From the very beginning, Theresa May has blamed Moscow for all the troubles of Europe. The Russian issue was added to the agenda at the last moment. European leaders were going to discuss the trade war between EU and United States and the stalled negotiations on the terms of Brexit.
"I will be raising this issue with my counterparts today because it is clear that the Russian threat doesn't respect borders and indeed the incident in Salisbury was part of a pattern of Russian aggression against Europe and its near neighbours," Theresa Mei said.
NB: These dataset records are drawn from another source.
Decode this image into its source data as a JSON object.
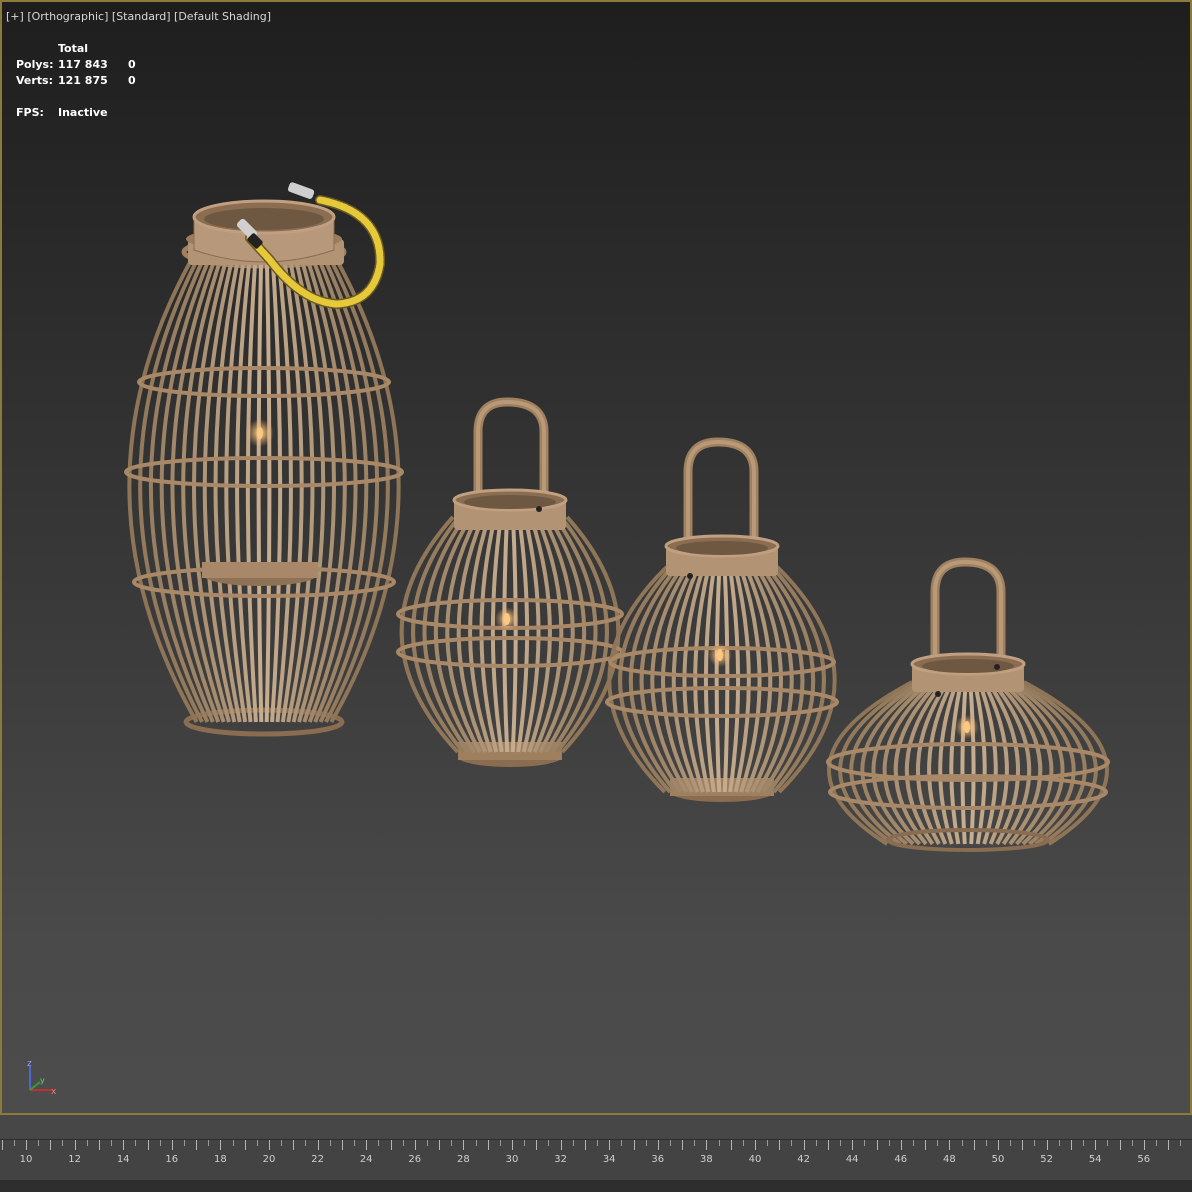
{
  "viewport": {
    "labels": {
      "menu": "[+]",
      "view": "[Orthographic]",
      "renderer": "[Standard]",
      "shading": "[Default Shading]"
    },
    "stats": {
      "header": "Total",
      "polys_label": "Polys:",
      "polys_total": "117 843",
      "polys_selected": "0",
      "verts_label": "Verts:",
      "verts_total": "121 875",
      "verts_selected": "0",
      "fps_label": "FPS:",
      "fps_value": "Inactive"
    },
    "axis_gizmo": {
      "z": "z",
      "x": "x",
      "y": "y"
    },
    "colors": {
      "border": "#8c7a3a",
      "bamboo": "#a08060",
      "rope": "#e6c93a",
      "candle_flame": "#ffc070"
    },
    "objects": [
      {
        "name": "tall bamboo lantern with rope handle"
      },
      {
        "name": "round bamboo lantern"
      },
      {
        "name": "pear-shaped bamboo lantern"
      },
      {
        "name": "flat bamboo lantern"
      }
    ]
  },
  "timeline": {
    "ticks": [
      "10",
      "12",
      "14",
      "16",
      "18",
      "20",
      "22",
      "24",
      "26",
      "28",
      "30",
      "32",
      "34",
      "36",
      "38",
      "40",
      "42",
      "44",
      "46",
      "48",
      "50",
      "52",
      "54",
      "56"
    ]
  }
}
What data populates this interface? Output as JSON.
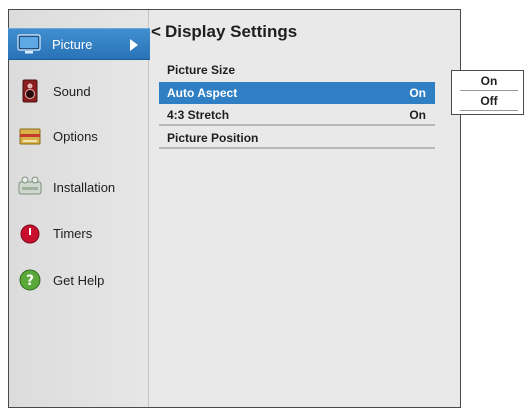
{
  "sidebar": {
    "items": [
      {
        "label": "Picture",
        "icon": "tv-icon",
        "active": true
      },
      {
        "label": "Sound",
        "icon": "speaker-icon"
      },
      {
        "label": "Options",
        "icon": "options-icon"
      },
      {
        "label": "Installation",
        "icon": "installation-icon"
      },
      {
        "label": "Timers",
        "icon": "timer-icon"
      },
      {
        "label": "Get Help",
        "icon": "help-icon"
      }
    ]
  },
  "main": {
    "back_glyph": "<",
    "title": "Display Settings",
    "rows": [
      {
        "label": "Picture Size",
        "value": ""
      },
      {
        "label": "Auto Aspect",
        "value": "On",
        "selected": true
      },
      {
        "label": "4:3 Stretch",
        "value": "On"
      },
      {
        "label": "Picture Position",
        "value": ""
      }
    ]
  },
  "popup": {
    "options": [
      "On",
      "Off"
    ]
  },
  "colors": {
    "accent": "#2f7fc4",
    "sidebar_bg": "#dcdcdc",
    "panel_bg": "#e9e9e9"
  }
}
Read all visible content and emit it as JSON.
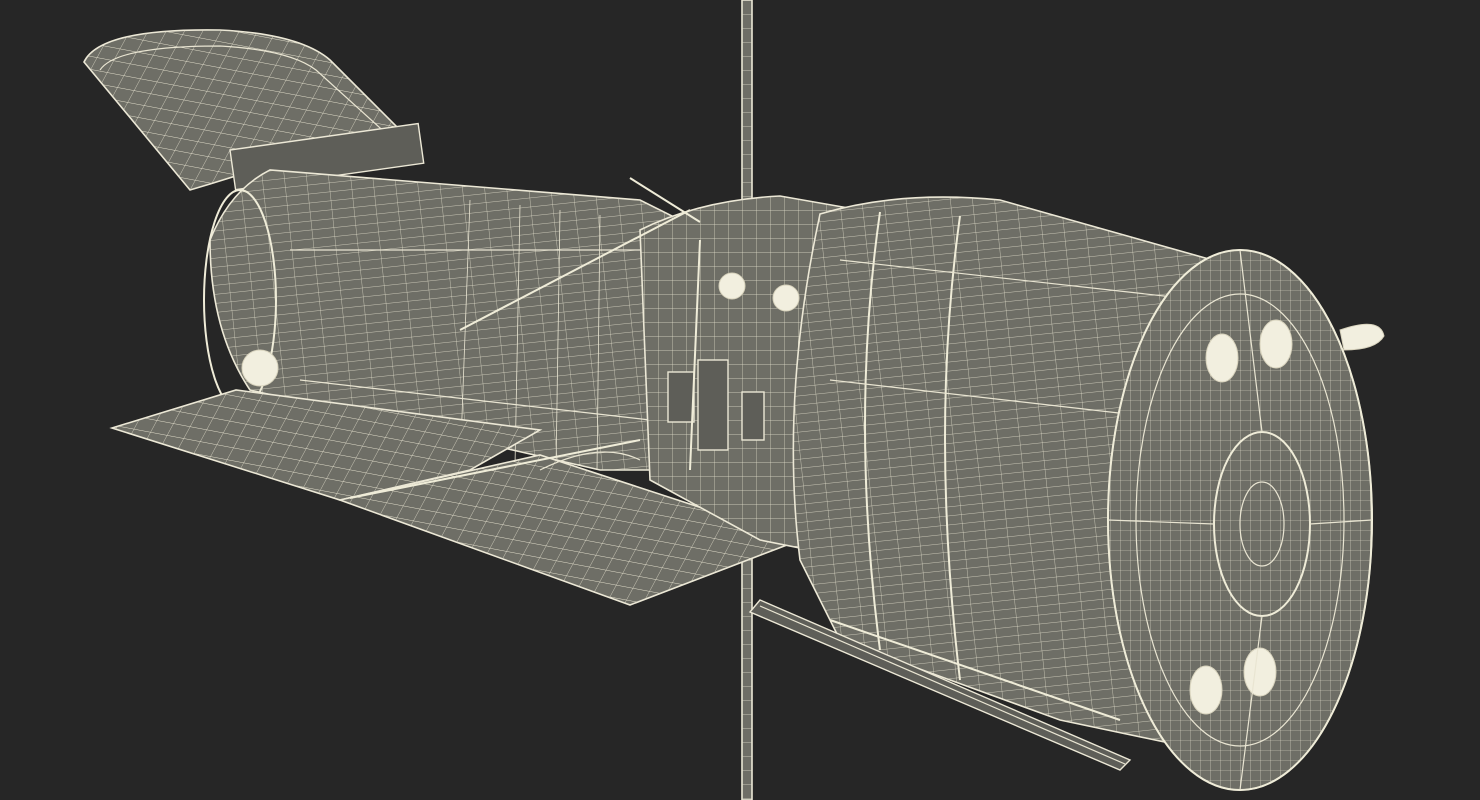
{
  "scene": {
    "background_color": "#262626",
    "wire_color": "#e9e5d2",
    "surface_color": "#6e6e66",
    "subject": "wireframe-satellite-model"
  }
}
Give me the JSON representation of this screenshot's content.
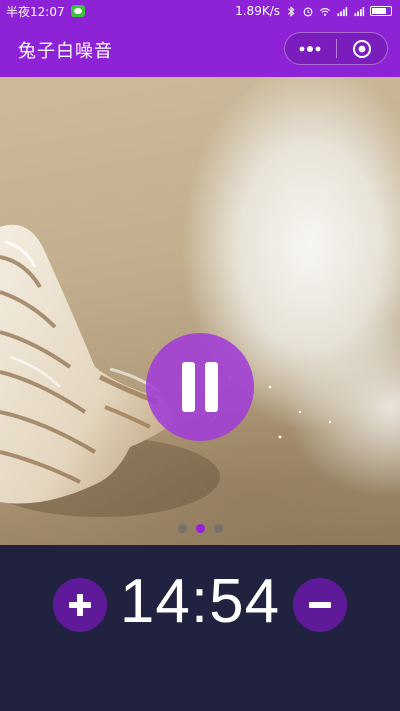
{
  "status_bar": {
    "time": "半夜12:07",
    "network_speed": "1.89K/s",
    "icons": [
      "wechat-icon",
      "bluetooth-icon",
      "alarm-icon",
      "wifi-icon",
      "signal-icon",
      "signal-icon",
      "battery-icon"
    ]
  },
  "app": {
    "title": "兔子白噪音",
    "menu_icon": "more-dots-icon",
    "close_icon": "target-circle-icon"
  },
  "player": {
    "state": "playing",
    "button_icon": "pause-icon",
    "slide_count": 3,
    "active_slide": 2
  },
  "timer": {
    "value": "14:54",
    "increase_icon": "plus-icon",
    "decrease_icon": "minus-icon"
  },
  "colors": {
    "header": "#8d22d6",
    "accent": "#9a1ee0",
    "panel": "#21223f",
    "timer_buttons": "#5e1a99"
  }
}
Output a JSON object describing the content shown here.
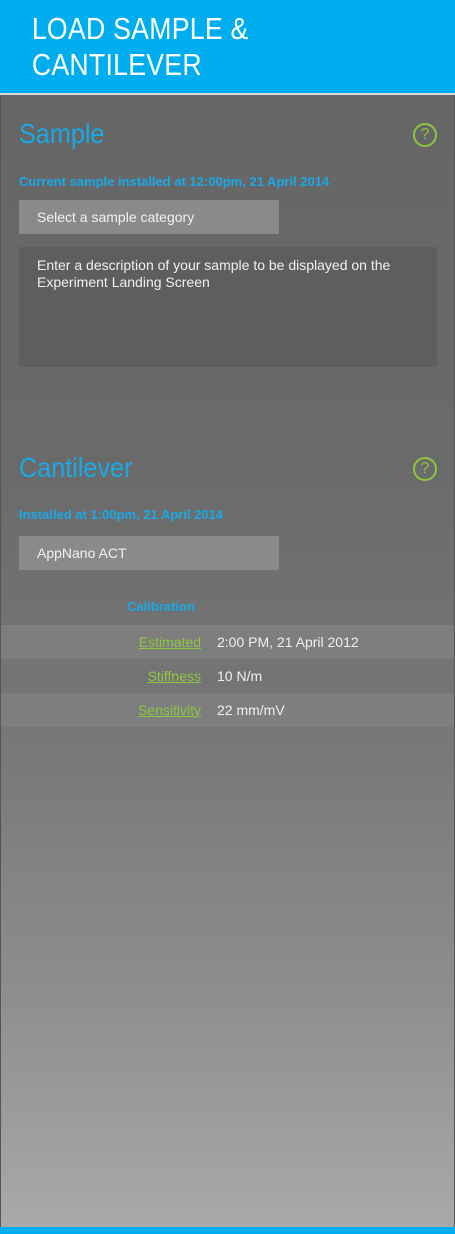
{
  "header": {
    "title": "LOAD SAMPLE & CANTILEVER"
  },
  "sample": {
    "title": "Sample",
    "help_glyph": "?",
    "installed_text": "Current sample installed at 12:00pm, 21 April 2014",
    "category_select": "Select a sample category",
    "description_placeholder": "Enter a description of your sample to be displayed on the Experiment Landing Screen"
  },
  "cantilever": {
    "title": "Cantilever",
    "help_glyph": "?",
    "installed_text": "Installed at 1:00pm, 21 April 2014",
    "model_select": "AppNano ACT"
  },
  "calibration": {
    "heading": "Calibration",
    "rows": [
      {
        "label": "Estimated",
        "value": "2:00 PM, 21 April 2012"
      },
      {
        "label": "Stiffness",
        "value": "10 N/m"
      },
      {
        "label": "Sensitivity",
        "value": "22 mm/mV"
      }
    ]
  },
  "colors": {
    "accent_blue": "#00adef",
    "accent_green": "#8dc63f"
  }
}
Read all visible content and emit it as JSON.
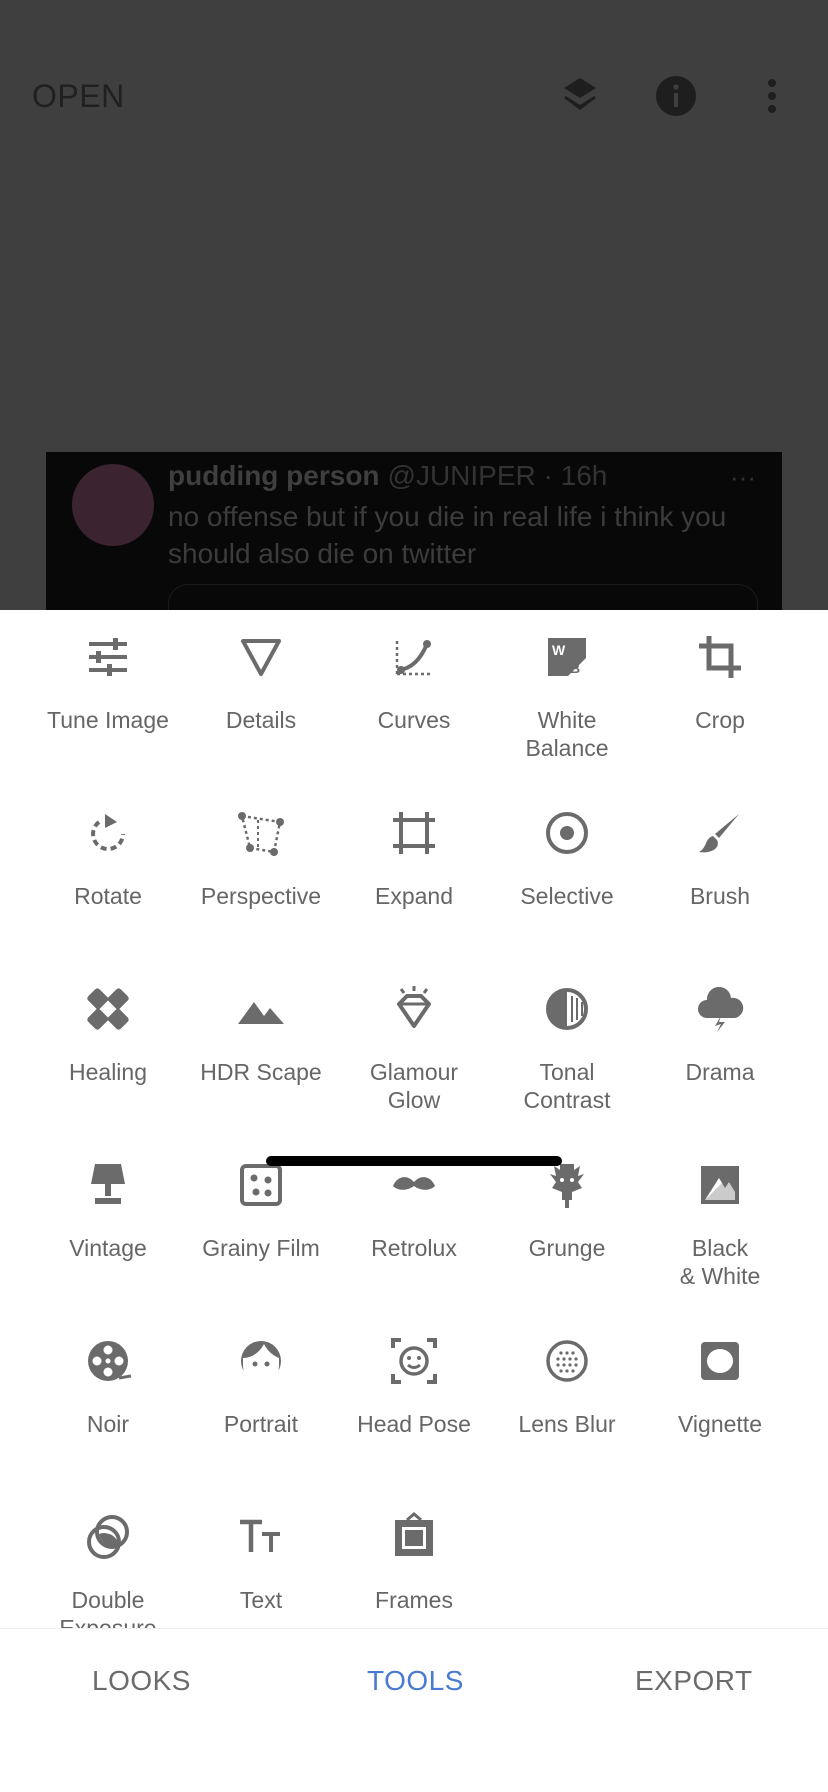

However, the representatives of Great Britain failed to present any evidence of Russia's involvement in the attempted murder of Skripal during the meeting. Although the leaders of the EU states have been discussing the Salisbury incident for several hours, they could not agree on the wording for the final document, the media reported. This appears to be the reason why the participants of the meeting confined themselves to a cautious communique stating that the events in Salisbury are condemnable, refraining from open accusations against Russia.
"The European Council condemns in the strongest terms the recent attack in Salisbury and expresses its deepest condolences to all whose lives have been jeopardized, and supports the ongoing investigation," reads the statement.
With European politicians being sufficiently restrained in assessing the Salisbury incident, experts and journalists agree that London is the sole beneficiary in the poisoning of the British spy.
The Spanish newspaper Diario de Ferrol called the attempted murder of the ex-Russian spy and his daughter "very confusing". It is suspicious that London has accused Moscow before the investigation is properly conducted, the newspaper argued.
"The version of Skrypal poisoning presented by the British side is untenable. First, the method chosen for the assassination of a former spy is too clumsy. There are other ways that leave little or no trace, for example, staging a road accident or imitating suicide. Secondly, leaders of several EU countries hasted to support accusations against Russia. In addition, the reported circumstances of the incident do not really clarify anything," the article reads.
Such opinions, spread by the European media, are quite popular, and they all boil down to one thing: if the Kremlin had to get rid of Skripal, Russian special services would have done it in any other, less "scandalous" way. In turn, the coverage, which was given to this event by the British officials, only confirms their interest in the happened.